Nach diesen Recherchen fahren wir voller Spannung in die Straße,
die heute Tammsaare heisst. Ihr früherer Name war Promenaadi tän.
Wir steuern die Nummer 6 an:
Der Holzbau ist abgerissen, dafür wurde viel Holz in Beton investiert.
Wir setzen uns auf die Terrasse und geniessen den Blick auf das Gegenüber
- eine Holzvilla. - Bäume in der Mitte der zweispurigen Strasse finden
sich auch auf dem Foto der Villa Hohenhausen aus den dreissiger Jahren.

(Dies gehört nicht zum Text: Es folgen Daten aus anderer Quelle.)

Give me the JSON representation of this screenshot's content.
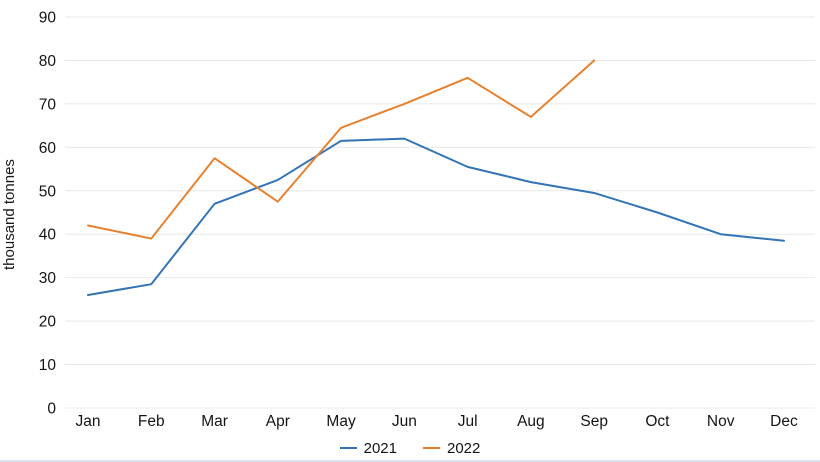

Vielleicht hat Oskar von Hohenhausen die Pflanzung verfolgt. Auf jeden
Fall kennt er den Pärnu Kuursaal, der ganz in der Nähe 1893
eröffnet wurde.
Blick auf den Pärnu Kuursaal aus der Musikmuschel heraus. Die holzgesägten
Giebel deuten darauf hin, daß dieses Gebäude original erhalten
ist.
Im Kuursaal von Pernau hängt links an der Wand ein ausgestopfter
Elchkopf. Da es diese Tiere hier schon lange nicht mehr gibt, mag es sein,
daß Onkel Oskar von Hohenhausen ihm bereits vor 100 Jahren in seine
glasigen Augen geguckt hat.
Die Gebührenordnung belegt die angebotenen Kuranwendungen genauso
wie die sozialen Zwänge des Badens im Meer aus Karren heraus. Geschlechter
wurden in unterschiedlichen Strandabschnitten strikt getrennt. Aber schon
1904 wurde ein allerdings eingezäunter Strandabschnitt für das
Nacktbaden und -sonnen freigegeben. Es gab einen Familien- und einen Hundestrand.

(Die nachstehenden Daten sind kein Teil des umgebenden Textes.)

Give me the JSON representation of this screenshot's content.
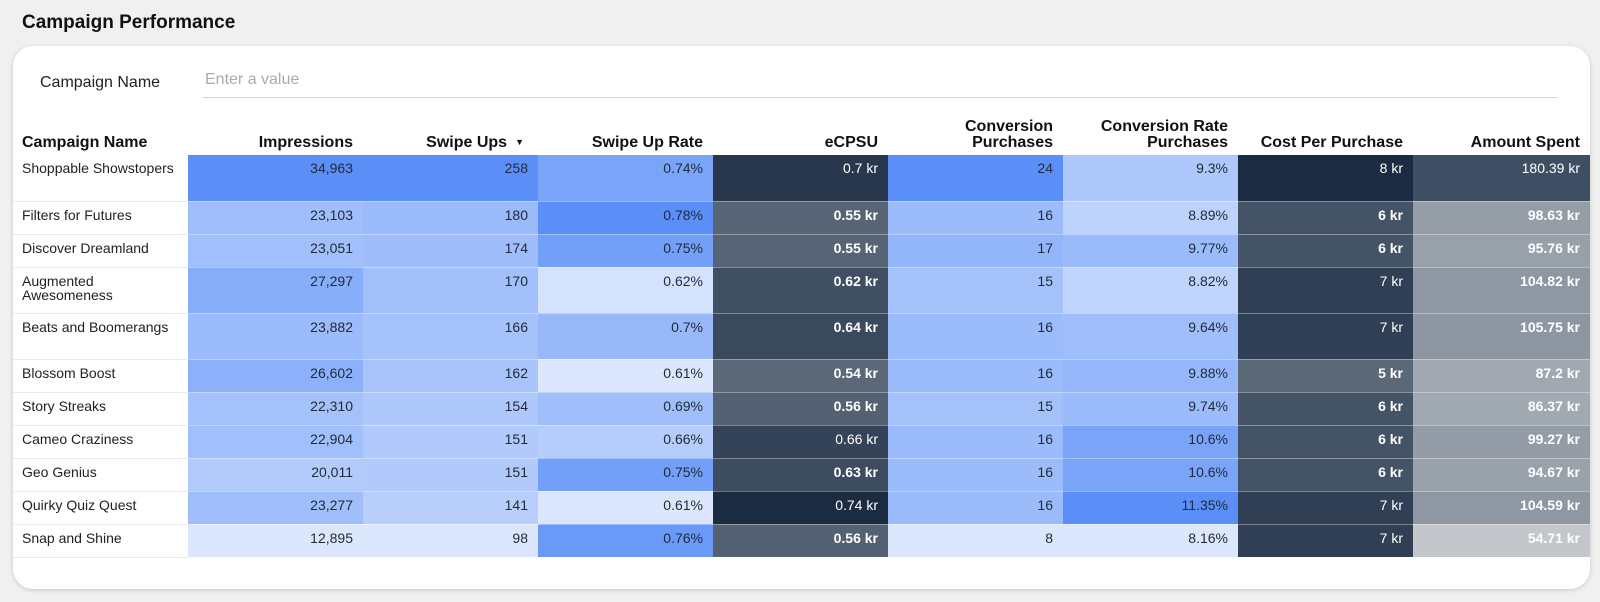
{
  "page": {
    "title": "Campaign Performance"
  },
  "filter": {
    "label": "Campaign Name",
    "placeholder": "Enter a value"
  },
  "table": {
    "columns": [
      "Campaign Name",
      "Impressions",
      "Swipe Ups",
      "Swipe Up Rate",
      "eCPSU",
      "Conversion Purchases",
      "Conversion Rate Purchases",
      "Cost Per Purchase",
      "Amount Spent"
    ],
    "sort_column": "Swipe Ups",
    "sort_direction": "descending",
    "rows": [
      {
        "name": "Shoppable Showstopers",
        "impressions": "34,963",
        "swipe_ups": "258",
        "swipe_up_rate": "0.74%",
        "ecpsu": "0.7 kr",
        "conv_purchases": "24",
        "conv_rate": "9.3%",
        "cost_per_purchase": "8 kr",
        "amount_spent": "180.39 kr"
      },
      {
        "name": "Filters for Futures",
        "impressions": "23,103",
        "swipe_ups": "180",
        "swipe_up_rate": "0.78%",
        "ecpsu": "0.55 kr",
        "conv_purchases": "16",
        "conv_rate": "8.89%",
        "cost_per_purchase": "6 kr",
        "amount_spent": "98.63 kr"
      },
      {
        "name": "Discover Dreamland",
        "impressions": "23,051",
        "swipe_ups": "174",
        "swipe_up_rate": "0.75%",
        "ecpsu": "0.55 kr",
        "conv_purchases": "17",
        "conv_rate": "9.77%",
        "cost_per_purchase": "6 kr",
        "amount_spent": "95.76 kr"
      },
      {
        "name": "Augmented Awesomeness",
        "impressions": "27,297",
        "swipe_ups": "170",
        "swipe_up_rate": "0.62%",
        "ecpsu": "0.62 kr",
        "conv_purchases": "15",
        "conv_rate": "8.82%",
        "cost_per_purchase": "7 kr",
        "amount_spent": "104.82 kr"
      },
      {
        "name": "Beats and Boomerangs",
        "impressions": "23,882",
        "swipe_ups": "166",
        "swipe_up_rate": "0.7%",
        "ecpsu": "0.64 kr",
        "conv_purchases": "16",
        "conv_rate": "9.64%",
        "cost_per_purchase": "7 kr",
        "amount_spent": "105.75 kr"
      },
      {
        "name": "Blossom Boost",
        "impressions": "26,602",
        "swipe_ups": "162",
        "swipe_up_rate": "0.61%",
        "ecpsu": "0.54 kr",
        "conv_purchases": "16",
        "conv_rate": "9.88%",
        "cost_per_purchase": "5 kr",
        "amount_spent": "87.2 kr"
      },
      {
        "name": "Story Streaks",
        "impressions": "22,310",
        "swipe_ups": "154",
        "swipe_up_rate": "0.69%",
        "ecpsu": "0.56 kr",
        "conv_purchases": "15",
        "conv_rate": "9.74%",
        "cost_per_purchase": "6 kr",
        "amount_spent": "86.37 kr"
      },
      {
        "name": "Cameo Craziness",
        "impressions": "22,904",
        "swipe_ups": "151",
        "swipe_up_rate": "0.66%",
        "ecpsu": "0.66 kr",
        "conv_purchases": "16",
        "conv_rate": "10.6%",
        "cost_per_purchase": "6 kr",
        "amount_spent": "99.27 kr"
      },
      {
        "name": "Geo Genius",
        "impressions": "20,011",
        "swipe_ups": "151",
        "swipe_up_rate": "0.75%",
        "ecpsu": "0.63 kr",
        "conv_purchases": "16",
        "conv_rate": "10.6%",
        "cost_per_purchase": "6 kr",
        "amount_spent": "94.67 kr"
      },
      {
        "name": "Quirky Quiz Quest",
        "impressions": "23,277",
        "swipe_ups": "141",
        "swipe_up_rate": "0.61%",
        "ecpsu": "0.74 kr",
        "conv_purchases": "16",
        "conv_rate": "11.35%",
        "cost_per_purchase": "7 kr",
        "amount_spent": "104.59 kr"
      },
      {
        "name": "Snap and Shine",
        "impressions": "12,895",
        "swipe_ups": "98",
        "swipe_up_rate": "0.76%",
        "ecpsu": "0.56 kr",
        "conv_purchases": "8",
        "conv_rate": "8.16%",
        "cost_per_purchase": "7 kr",
        "amount_spent": "54.71 kr"
      }
    ]
  },
  "heatmap_colors": {
    "blue_light": "#dce7fd",
    "blue_dark": "#5b8ff7",
    "navy_light": "#8e99a5",
    "navy_dark": "#1b2b41",
    "gray_light": "#c3c7cc",
    "gray_dark": "#3e4f63"
  },
  "sort_icon": "sort-descending-icon"
}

Die getrennten Strandabschnitte existierten bis in die 20er Jahre.
Oskar von Hohenhausen hat auch als Gutsverwalter gearbeitet. Er war um
1890 auf dem Gut Paltemal tätig. dieses gut gehörte damals der
deutschstämmigen Rigaer Familie Eugen
Kyber gehörte. 1891
besucht Elwine Ude, 17, Onkel Oskar in Paltemal und lernt dort auch die
Kinder des Gutsbesitzers kennen: Manfred und Wladimir Kyber. Sie schreibt,
dass sie mit den Jungen trotz ihres kindlichen Alters (ca. 10 und 12)
recht gute Unterhaltungen führen kann. Manfred Kyber (1.1.1880 -
10.3.1933) wird später Schriftsteller.
Wir machen uns auf den Weg nach Paltemal.
Aus Briefen
von Elwine Ude wissen wir, Paltemal liegt in Fussgängerweite nördlich
des Bahnhofs Augsligatne an der Bahntrasse Riga - Moskau.Im dortigen Postkasten
hat sie all die erhaltenen Briefe eingesteckt. Die Karte zeigt uns dort
den Ort Paltmale an. Er ist nicht ausgeschildert. Diese Allee sieht wie
eine Gutsauffahrt aus. Wir versuchen unser Glück.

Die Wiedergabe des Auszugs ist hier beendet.